The hidden work beneath the surface

Now, you might be asking, “What does this have to do with pain?”

Everything.

When the seed goes into the soil, what does it see? Nothing.
It’s dark. It’s quiet. It feels like nothing’s happening.

hand sowing plant seed into dirt, cinematic

Maybe your business feels that way right now. You’re not sure what decision to make, what product to create, or how to find the right people. The pain you feel is actually an invitation to grow — to die to old ways of thinking, habits, and choices that are blocking your breakthrough.

Jesus said in John 12:24,

“Unless a grain of wheat falls into the ground and dies, it remains alone; but if it dies, it produces much grain.”

Before you can go up, you must first go down. The deeper the foundation, the higher you can build.

Most companies fail because they focus on going high, not deep. Their eyes are on making the sale, not transforming the customer. But lasting growth happens underground — in the systems, values, and processes that no one sees.

Pain builds trust and transformation

From the farmer’s perspective, he waters the seed faithfully day after day, seeing no growth at first. If discouragement sets in, he might stop nurturing it altogether — killing what could have been a fruitful harvest.

That’s the danger of the instant gratification mindset. You might be so focused on visible results that you abandon what God’s growing beneath the surface.

While the farmer can’t see the growth above ground, the seed is developing roots below. As Myron Golden says:

“Let the work you do work on you until you can become the person whom the work can work for.”

Your roots are the systems, infrastructure, and values that allow you to create consistent customer transformation.

Pain is not a punishment — it’s a signal.
It reveals what’s lacking. If customers keep complaining about delivery delays, that pain is showing you exactly where to grow: improve your fulfillment and exceed expectations next time.

Pain builds trust. When people know you’ve experienced what they’re going through — and overcame it through your product or service — they believe it can work for them too.

Superman Movie 2025

Shift your focus: from your pain to your customer’s

Stop seeing pain as frustration and start seeing it as the catalyst for multiplication.
And don’t just focus on your company’s pain — focus on your customer’s pain.
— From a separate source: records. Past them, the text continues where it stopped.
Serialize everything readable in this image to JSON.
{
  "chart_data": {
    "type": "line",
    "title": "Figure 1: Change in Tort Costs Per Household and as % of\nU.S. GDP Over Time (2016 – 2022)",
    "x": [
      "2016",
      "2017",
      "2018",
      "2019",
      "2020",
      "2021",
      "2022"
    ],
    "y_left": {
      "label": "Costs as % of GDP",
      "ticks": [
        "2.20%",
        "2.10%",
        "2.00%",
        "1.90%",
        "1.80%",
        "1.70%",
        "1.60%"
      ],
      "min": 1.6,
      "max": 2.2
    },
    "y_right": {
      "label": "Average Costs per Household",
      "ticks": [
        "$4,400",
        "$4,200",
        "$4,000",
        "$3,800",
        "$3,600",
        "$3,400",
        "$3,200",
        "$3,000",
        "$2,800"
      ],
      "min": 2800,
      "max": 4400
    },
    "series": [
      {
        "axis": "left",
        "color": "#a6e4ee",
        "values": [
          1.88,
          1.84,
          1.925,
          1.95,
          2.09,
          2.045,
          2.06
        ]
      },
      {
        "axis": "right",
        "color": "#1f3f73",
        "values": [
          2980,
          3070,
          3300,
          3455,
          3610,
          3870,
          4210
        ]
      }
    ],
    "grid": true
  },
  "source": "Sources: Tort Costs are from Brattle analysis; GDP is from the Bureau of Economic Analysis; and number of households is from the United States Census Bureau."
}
Instead of chasing instant gratification for your business, aim for instant gratification for your customer.
Ask: How can I make their experience better?

When you focus on solving their pain — not just selling your product — you’re sowing into good soil that will yield long-term fruit. Through diligence, discipline, and consistency, you’ll build the structures needed to sustain success.
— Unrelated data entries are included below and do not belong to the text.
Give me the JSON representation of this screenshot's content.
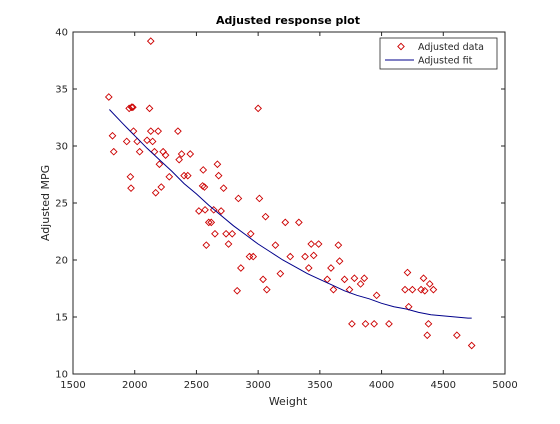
{
  "chart_data": {
    "type": "scatter",
    "title": "Adjusted response plot",
    "xlabel": "Weight",
    "ylabel": "Adjusted MPG",
    "xlim": [
      1500,
      5000
    ],
    "ylim": [
      10,
      40
    ],
    "xticks": [
      1500,
      2000,
      2500,
      3000,
      3500,
      4000,
      4500,
      5000
    ],
    "yticks": [
      10,
      15,
      20,
      25,
      30,
      35,
      40
    ],
    "grid": false,
    "legend_position": "top-right",
    "colors": {
      "data": "#cc0000",
      "fit": "#00008b",
      "axis": "#262626"
    },
    "series": [
      {
        "name": "Adjusted data",
        "kind": "markers",
        "marker": "diamond",
        "points": [
          [
            1790,
            34.3
          ],
          [
            1820,
            30.9
          ],
          [
            1830,
            29.5
          ],
          [
            1935,
            30.4
          ],
          [
            1955,
            33.3
          ],
          [
            1975,
            33.4
          ],
          [
            1985,
            33.4
          ],
          [
            1965,
            27.3
          ],
          [
            1970,
            26.3
          ],
          [
            1990,
            31.3
          ],
          [
            2020,
            30.4
          ],
          [
            2040,
            29.5
          ],
          [
            2100,
            30.5
          ],
          [
            2120,
            33.3
          ],
          [
            2130,
            39.2
          ],
          [
            2130,
            31.3
          ],
          [
            2145,
            30.4
          ],
          [
            2160,
            29.5
          ],
          [
            2170,
            25.9
          ],
          [
            2190,
            31.3
          ],
          [
            2200,
            28.4
          ],
          [
            2215,
            26.4
          ],
          [
            2230,
            29.5
          ],
          [
            2250,
            29.2
          ],
          [
            2280,
            27.3
          ],
          [
            2350,
            31.3
          ],
          [
            2360,
            28.8
          ],
          [
            2380,
            29.3
          ],
          [
            2400,
            27.4
          ],
          [
            2430,
            27.4
          ],
          [
            2450,
            29.3
          ],
          [
            2520,
            24.3
          ],
          [
            2550,
            26.5
          ],
          [
            2555,
            27.9
          ],
          [
            2565,
            26.4
          ],
          [
            2570,
            24.4
          ],
          [
            2580,
            21.3
          ],
          [
            2600,
            23.3
          ],
          [
            2620,
            23.3
          ],
          [
            2640,
            24.4
          ],
          [
            2650,
            22.3
          ],
          [
            2670,
            28.4
          ],
          [
            2680,
            27.4
          ],
          [
            2700,
            24.3
          ],
          [
            2720,
            26.3
          ],
          [
            2740,
            22.3
          ],
          [
            2760,
            21.4
          ],
          [
            2790,
            22.3
          ],
          [
            2830,
            17.3
          ],
          [
            2840,
            25.4
          ],
          [
            2860,
            19.3
          ],
          [
            2930,
            20.3
          ],
          [
            2940,
            22.3
          ],
          [
            2960,
            20.3
          ],
          [
            3000,
            33.3
          ],
          [
            3010,
            25.4
          ],
          [
            3040,
            18.3
          ],
          [
            3060,
            23.8
          ],
          [
            3070,
            17.4
          ],
          [
            3140,
            21.3
          ],
          [
            3180,
            18.8
          ],
          [
            3220,
            23.3
          ],
          [
            3260,
            20.3
          ],
          [
            3330,
            23.3
          ],
          [
            3380,
            20.3
          ],
          [
            3410,
            19.3
          ],
          [
            3430,
            21.4
          ],
          [
            3450,
            20.4
          ],
          [
            3490,
            21.4
          ],
          [
            3560,
            18.3
          ],
          [
            3590,
            19.3
          ],
          [
            3610,
            17.4
          ],
          [
            3650,
            21.3
          ],
          [
            3660,
            19.9
          ],
          [
            3700,
            18.3
          ],
          [
            3740,
            17.4
          ],
          [
            3760,
            14.4
          ],
          [
            3780,
            18.4
          ],
          [
            3830,
            17.9
          ],
          [
            3860,
            18.4
          ],
          [
            3870,
            14.4
          ],
          [
            3940,
            14.4
          ],
          [
            3960,
            16.9
          ],
          [
            4060,
            14.4
          ],
          [
            4190,
            17.4
          ],
          [
            4210,
            18.9
          ],
          [
            4220,
            15.9
          ],
          [
            4250,
            17.4
          ],
          [
            4320,
            17.4
          ],
          [
            4340,
            18.4
          ],
          [
            4350,
            17.3
          ],
          [
            4370,
            13.4
          ],
          [
            4380,
            14.4
          ],
          [
            4390,
            17.9
          ],
          [
            4420,
            17.4
          ],
          [
            4610,
            13.4
          ],
          [
            4730,
            12.5
          ]
        ]
      },
      {
        "name": "Adjusted fit",
        "kind": "line",
        "points": [
          [
            1795,
            33.2
          ],
          [
            1900,
            32.0
          ],
          [
            2000,
            30.9
          ],
          [
            2100,
            29.8
          ],
          [
            2200,
            28.8
          ],
          [
            2300,
            27.8
          ],
          [
            2400,
            26.7
          ],
          [
            2500,
            25.8
          ],
          [
            2600,
            24.8
          ],
          [
            2700,
            23.9
          ],
          [
            2800,
            23.0
          ],
          [
            2900,
            22.2
          ],
          [
            3000,
            21.4
          ],
          [
            3100,
            20.7
          ],
          [
            3200,
            20.0
          ],
          [
            3300,
            19.4
          ],
          [
            3400,
            18.8
          ],
          [
            3500,
            18.3
          ],
          [
            3600,
            17.8
          ],
          [
            3700,
            17.3
          ],
          [
            3800,
            16.9
          ],
          [
            3900,
            16.6
          ],
          [
            4000,
            16.2
          ],
          [
            4100,
            15.9
          ],
          [
            4200,
            15.7
          ],
          [
            4300,
            15.4
          ],
          [
            4400,
            15.2
          ],
          [
            4500,
            15.1
          ],
          [
            4600,
            15.0
          ],
          [
            4700,
            14.9
          ],
          [
            4730,
            14.9
          ]
        ]
      }
    ]
  }
}
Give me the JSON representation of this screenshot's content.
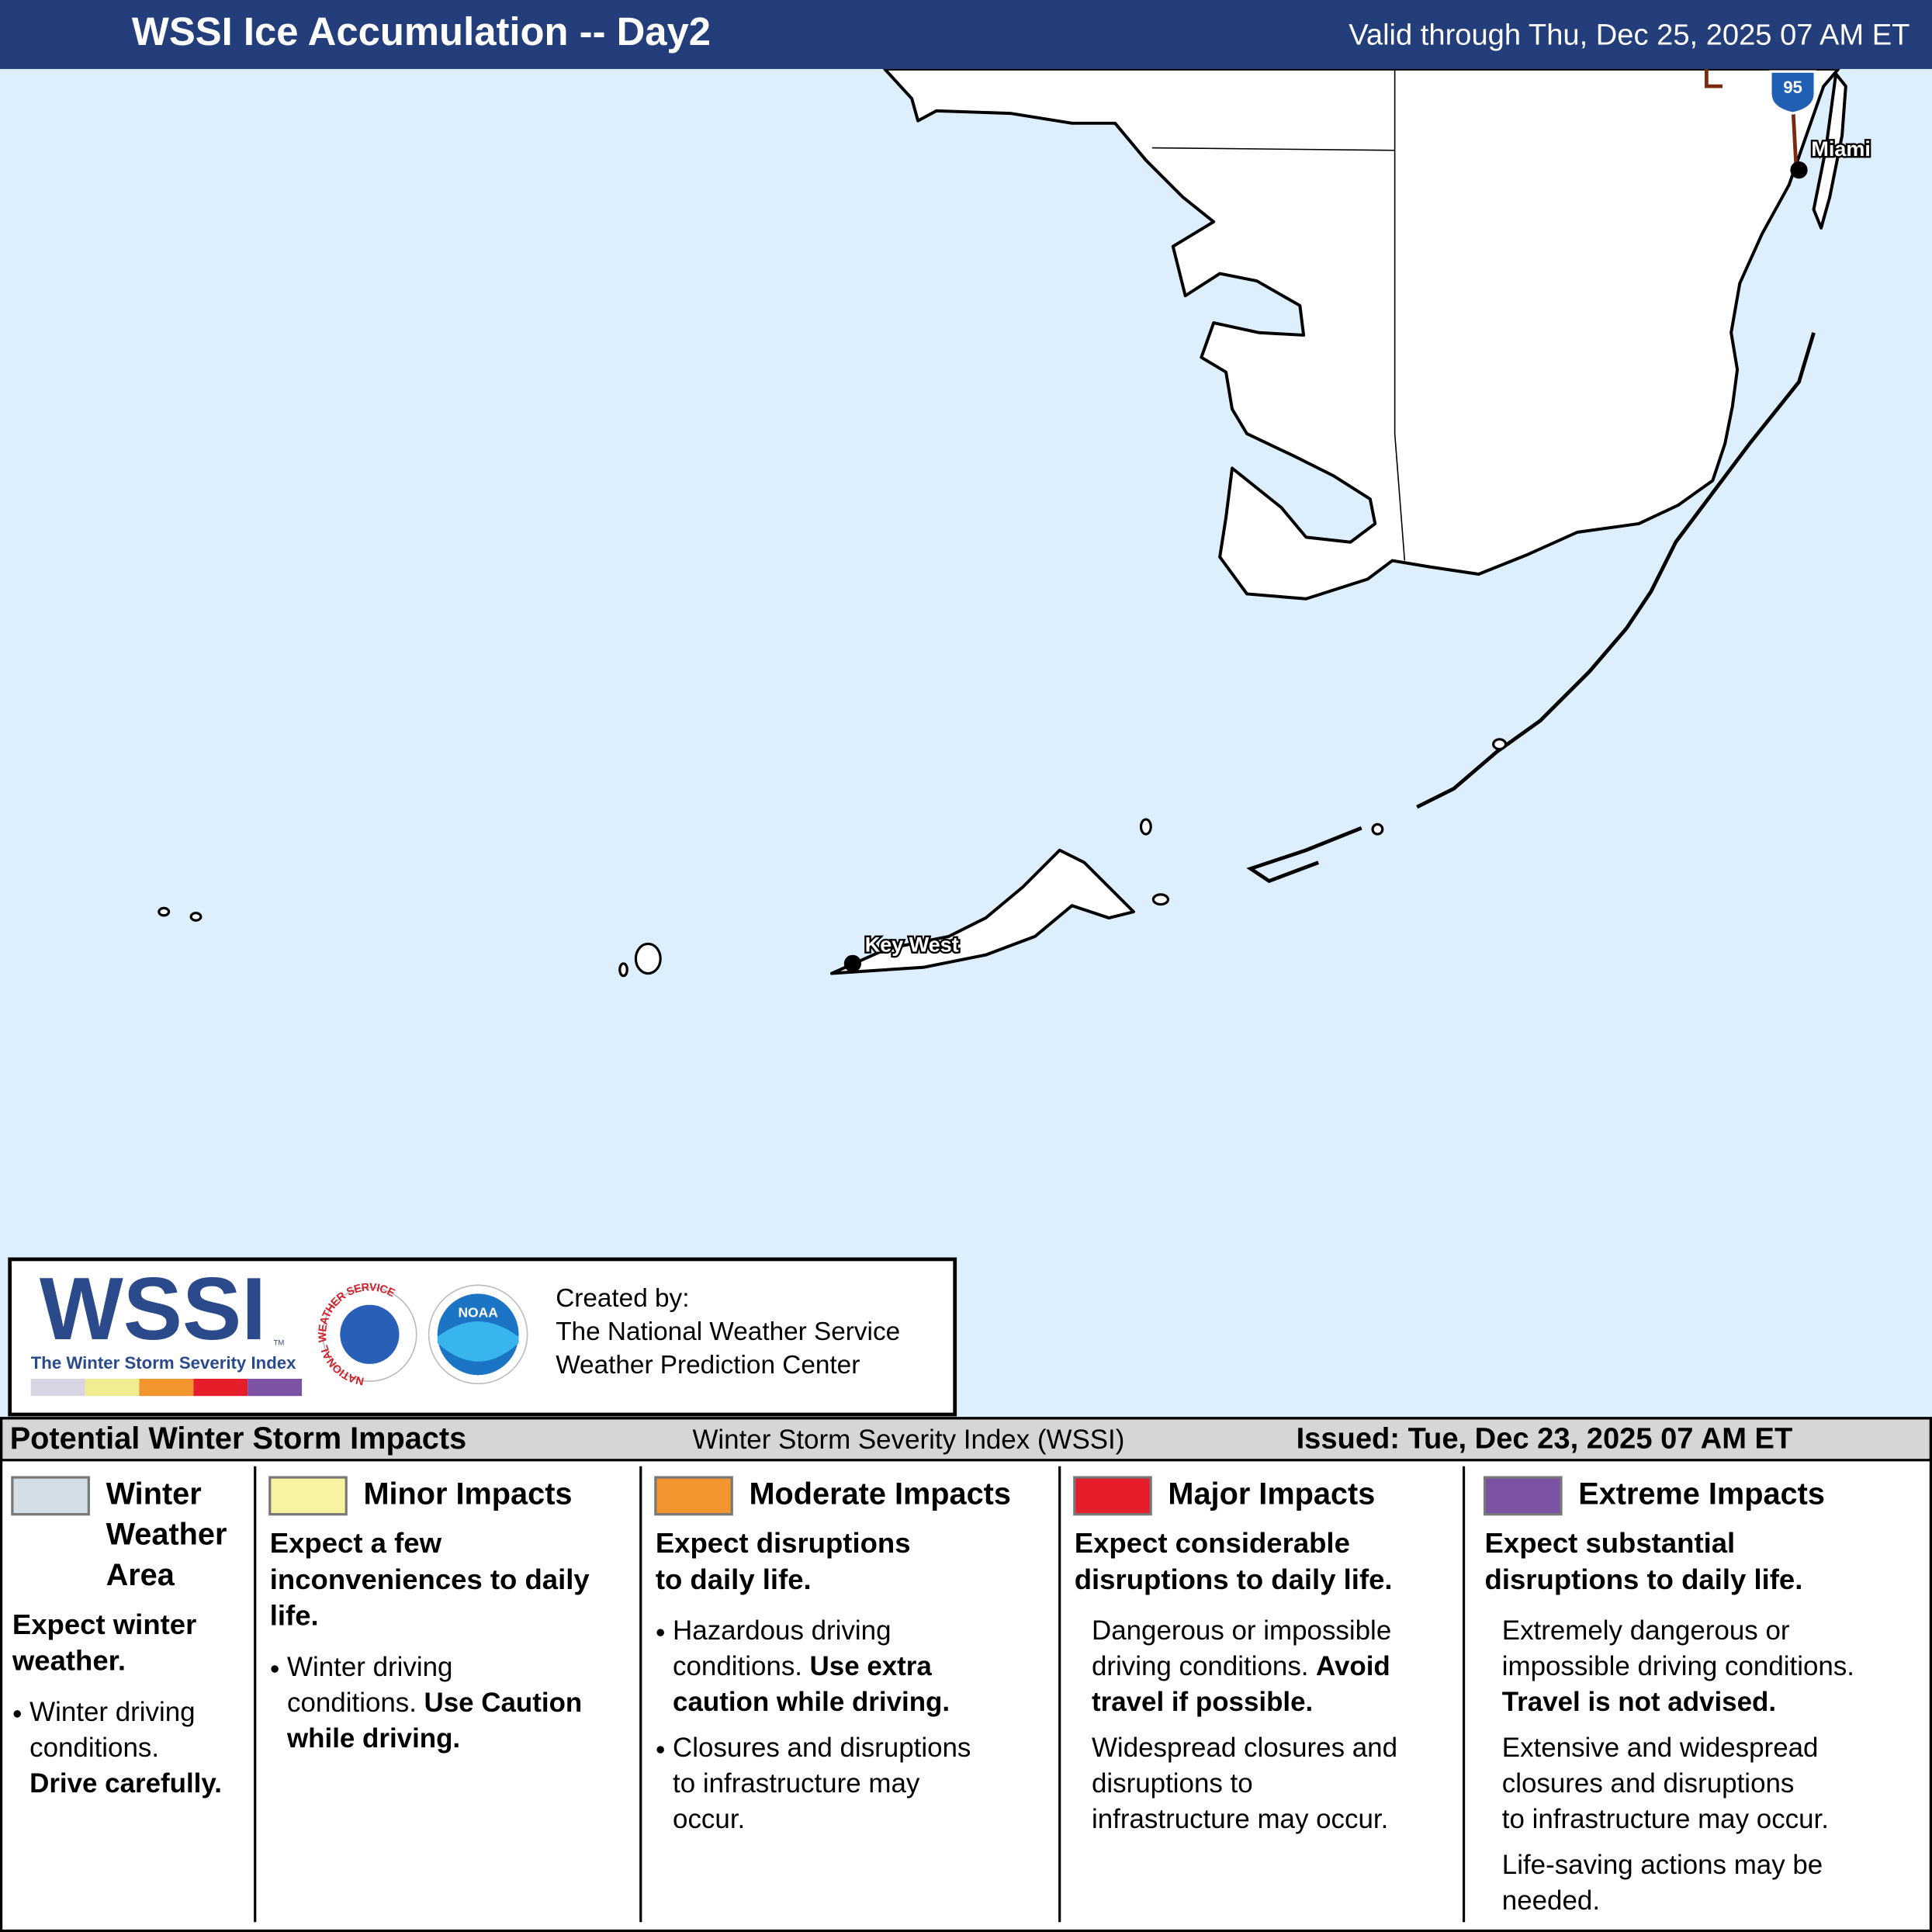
{
  "header": {
    "title": "WSSI Ice Accumulation -- Day2",
    "valid": "Valid through Thu, Dec 25, 2025 07 AM ET"
  },
  "map": {
    "labels": [
      "Miami",
      "Key West"
    ],
    "highway": "95"
  },
  "logo": {
    "wordmark": "WSSI",
    "tm": "TM",
    "tagline": "The Winter Storm Severity Index",
    "nws_ring": "NATIONAL WEATHER SERVICE",
    "noaa": "NOAA",
    "credit": [
      "Created by:",
      "The National Weather Service",
      "Weather Prediction Center"
    ]
  },
  "legend": {
    "title": "Potential Winter Storm Impacts",
    "subtitle": "Winter Storm Severity Index (WSSI)",
    "issued": "Issued: Tue, Dec 23, 2025 07 AM ET",
    "columns": [
      {
        "name": [
          "Winter",
          "Weather",
          "Area"
        ],
        "color": "#d2dde6",
        "bullet": true,
        "summary": [
          "Expect winter",
          "weather."
        ],
        "notes": [
          [
            [
              {
                "text": "Winter driving"
              }
            ],
            [
              {
                "text": "conditions."
              }
            ],
            [
              {
                "text": "Drive carefully.",
                "bold": true
              }
            ]
          ]
        ]
      },
      {
        "name": [
          "Minor Impacts"
        ],
        "color": "#f7f3a0",
        "bullet": true,
        "summary": [
          "Expect a few",
          "inconveniences to daily",
          "life."
        ],
        "notes": [
          [
            [
              {
                "text": "Winter driving"
              }
            ],
            [
              {
                "text": "conditions."
              },
              {
                "text": "Use Caution",
                "bold": true
              }
            ],
            [
              {
                "text": "while driving.",
                "bold": true
              }
            ]
          ]
        ]
      },
      {
        "name": [
          "Moderate Impacts"
        ],
        "color": "#f3952f",
        "bullet": true,
        "summary": [
          "Expect disruptions",
          "to daily life."
        ],
        "notes": [
          [
            [
              {
                "text": "Hazardous driving"
              }
            ],
            [
              {
                "text": "conditions."
              },
              {
                "text": "Use extra",
                "bold": true
              }
            ],
            [
              {
                "text": "caution while driving.",
                "bold": true
              }
            ]
          ],
          [
            [
              {
                "text": "Closures and disruptions"
              }
            ],
            [
              {
                "text": "to infrastructure may"
              }
            ],
            [
              {
                "text": "occur."
              }
            ]
          ]
        ]
      },
      {
        "name": [
          "Major Impacts"
        ],
        "color": "#e61e2b",
        "bullet": false,
        "summary": [
          "Expect considerable",
          "disruptions to daily life."
        ],
        "notes": [
          [
            [
              {
                "text": "Dangerous or impossible"
              }
            ],
            [
              {
                "text": "driving conditions."
              },
              {
                "text": "Avoid",
                "bold": true
              }
            ],
            [
              {
                "text": "travel if possible.",
                "bold": true
              }
            ]
          ],
          [
            [
              {
                "text": "Widespread closures and"
              }
            ],
            [
              {
                "text": "disruptions to"
              }
            ],
            [
              {
                "text": "infrastructure may occur."
              }
            ]
          ]
        ]
      },
      {
        "name": [
          "Extreme Impacts"
        ],
        "color": "#7b52a4",
        "bullet": false,
        "summary": [
          "Expect substantial",
          "disruptions to daily life."
        ],
        "notes": [
          [
            [
              {
                "text": "Extremely dangerous or"
              }
            ],
            [
              {
                "text": "impossible driving conditions."
              }
            ],
            [
              {
                "text": "Travel is not advised.",
                "bold": true
              }
            ]
          ],
          [
            [
              {
                "text": "Extensive and widespread"
              }
            ],
            [
              {
                "text": "closures and disruptions"
              }
            ],
            [
              {
                "text": "to infrastructure may occur."
              }
            ]
          ],
          [
            [
              {
                "text": "Life-saving actions may be"
              }
            ],
            [
              {
                "text": "needed."
              }
            ]
          ]
        ]
      }
    ]
  }
}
Show them, don’t tell them

You might be wondering, “How can I show my audience that I can solve their pain?”

There are plenty of tactics: share your own transformation story, highlight customer testimonials, or offer a money-back guarantee.
But the most powerful way to build trust is simple: show them — don’t tell them.
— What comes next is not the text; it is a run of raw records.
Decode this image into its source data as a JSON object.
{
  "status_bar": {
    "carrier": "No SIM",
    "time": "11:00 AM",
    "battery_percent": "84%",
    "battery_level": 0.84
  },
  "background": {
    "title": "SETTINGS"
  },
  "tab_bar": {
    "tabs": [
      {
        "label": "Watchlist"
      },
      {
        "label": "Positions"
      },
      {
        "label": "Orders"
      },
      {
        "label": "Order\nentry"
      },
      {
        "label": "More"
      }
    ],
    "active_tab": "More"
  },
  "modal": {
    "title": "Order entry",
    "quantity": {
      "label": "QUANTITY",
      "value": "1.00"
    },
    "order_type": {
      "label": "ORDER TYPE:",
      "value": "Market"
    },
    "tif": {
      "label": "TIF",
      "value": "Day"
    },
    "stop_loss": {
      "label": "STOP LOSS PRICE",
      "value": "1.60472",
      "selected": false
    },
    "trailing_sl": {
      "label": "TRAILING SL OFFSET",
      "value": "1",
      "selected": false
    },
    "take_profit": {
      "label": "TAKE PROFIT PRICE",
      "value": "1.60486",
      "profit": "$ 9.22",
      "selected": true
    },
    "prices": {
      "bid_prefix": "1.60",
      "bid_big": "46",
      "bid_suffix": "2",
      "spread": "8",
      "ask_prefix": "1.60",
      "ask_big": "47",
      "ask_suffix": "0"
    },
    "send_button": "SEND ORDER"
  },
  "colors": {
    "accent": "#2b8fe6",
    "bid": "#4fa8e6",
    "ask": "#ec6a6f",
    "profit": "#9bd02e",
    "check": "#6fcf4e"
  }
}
People don’t buy because of what they hear; they buy because of what they feel.
That’s why film is so powerful. We don’t watch movies for information — we watch them for emotion, for story, for transformation.

So why not bring that same storytelling into your marketing?

By turning your audience’s pain points into a short film, you’re giving people what they already love to watch: a story that moves them. We call this a Brand Film — a cinematic experience that showcases your brand’s story, your product, or your customer’s transformation in a way that feels more like a movie than an ad.